In contrast, I use my cane in out-of-the-ordinary times, at nights since I try to give her the night off when I can, when I think she could be more of a liability, or when I honestly need people to baby me a little. For example, I use my cane when going to OSU football games, during nights out when I don’t need drunk bar-dwellers hanging all over her, going to the grocery store (this causes me some anxiety; it’s hard to push the cart with her by me, and I just feel like I’m more in the way than anything else), or when I need to run a quick errand that a friend is driving me to. As for the last part, it sounds a little strange, but here’s a story: in September, I was going to a career fair in Houston, TX. Romana was having issues with her food and having some diarrhea, so I decided to leave her with my parents. I’d never been to Houston on my own, and this convention center was massive. As much as I like to do things independently and figure it out, I couldn’t afford the time to do that because I had to get around quickly. Also, it was packed and crowded, and I was glad she wasn’t there because she could’ve gotten squished. Since people saw me with the cane, they constantly asked if I needed help, which conveniently I did, so I got things expedited a little by having people direct me exactly where I needed to go. I felt like I finally used it to its advantage, and boy was it nice.


To the second part of your question, I don’t feel like I’ve had any issues with Romana professionally. Again, since I’ve worked in both Columbus and Seattle, culture plays a role. However, I also work in tech, so geeks have several more interests than the dog under your desk. Also in Seattle, one of my coworkers also had a guide, so people were used to that concept. He was much, much more lax though, so I had to be sure people didn’t treat Romana the same way because I wasn’t comfortable with it. It’s never really been an issue though, although I’d say my biggest complaint is that she gets white dog hair all over my suit whenever I wear it ;) She’s come to countless interviews and been to several school career fairs, and I do feel like people still want to know more about my aptitude than her which is a relief.

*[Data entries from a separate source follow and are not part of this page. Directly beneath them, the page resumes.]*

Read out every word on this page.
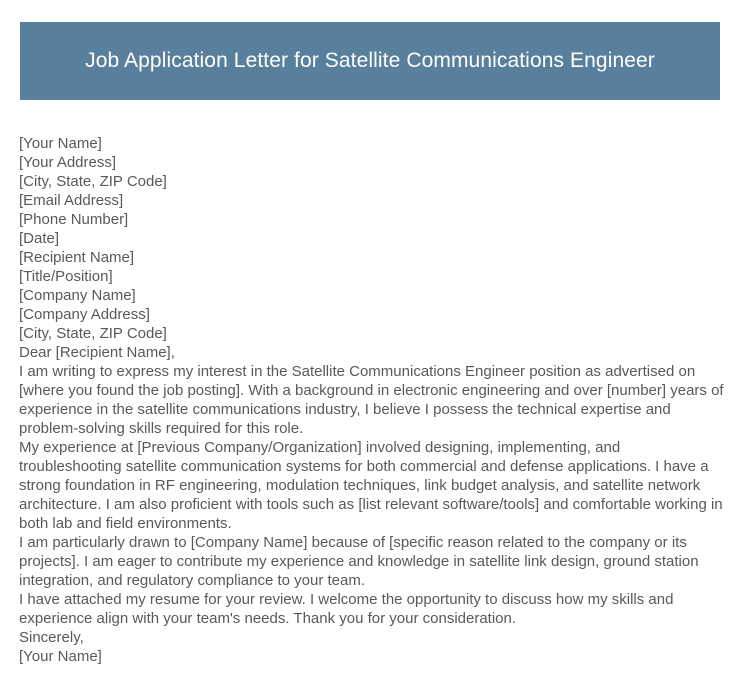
Job Application Letter for Satellite Communications Engineer
[Your Name]
[Your Address]
[City, State, ZIP Code]
[Email Address]
[Phone Number]
[Date]
[Recipient Name]
[Title/Position]
[Company Name]
[Company Address]
[City, State, ZIP Code]
Dear [Recipient Name],
I am writing to express my interest in the Satellite Communications Engineer position as advertised on [where you found the job posting]. With a background in electronic engineering and over [number] years of experience in the satellite communications industry, I believe I possess the technical expertise and problem-solving skills required for this role.
My experience at [Previous Company/Organization] involved designing, implementing, and troubleshooting satellite communication systems for both commercial and defense applications. I have a strong foundation in RF engineering, modulation techniques, link budget analysis, and satellite network architecture. I am also proficient with tools such as [list relevant software/tools] and comfortable working in both lab and field environments.
I am particularly drawn to [Company Name] because of [specific reason related to the company or its projects]. I am eager to contribute my experience and knowledge in satellite link design, ground station integration, and regulatory compliance to your team.
I have attached my resume for your review. I welcome the opportunity to discuss how my skills and experience align with your team's needs. Thank you for your consideration.
Sincerely,
[Your Name]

This was a very long answer to your rather short question, but I really wanted to be as thorough as possible. I hope I answered your question satisfactorily even though I’m sure I’m missing some details. As always, if you have any follow-up questions, don’t hesitate to ask, and thanks for coming to my Ted talk ;)

One Comment

  1. Charlotte July 13, 2019 at 3:27 pm - Reply

    Hi, my name is Charlotte Jones and I am working for positive exposure. I am a college student and have participated in a club called Guiding Eyes where we train guide dogs. This was super informative. Thank you so much for sharing!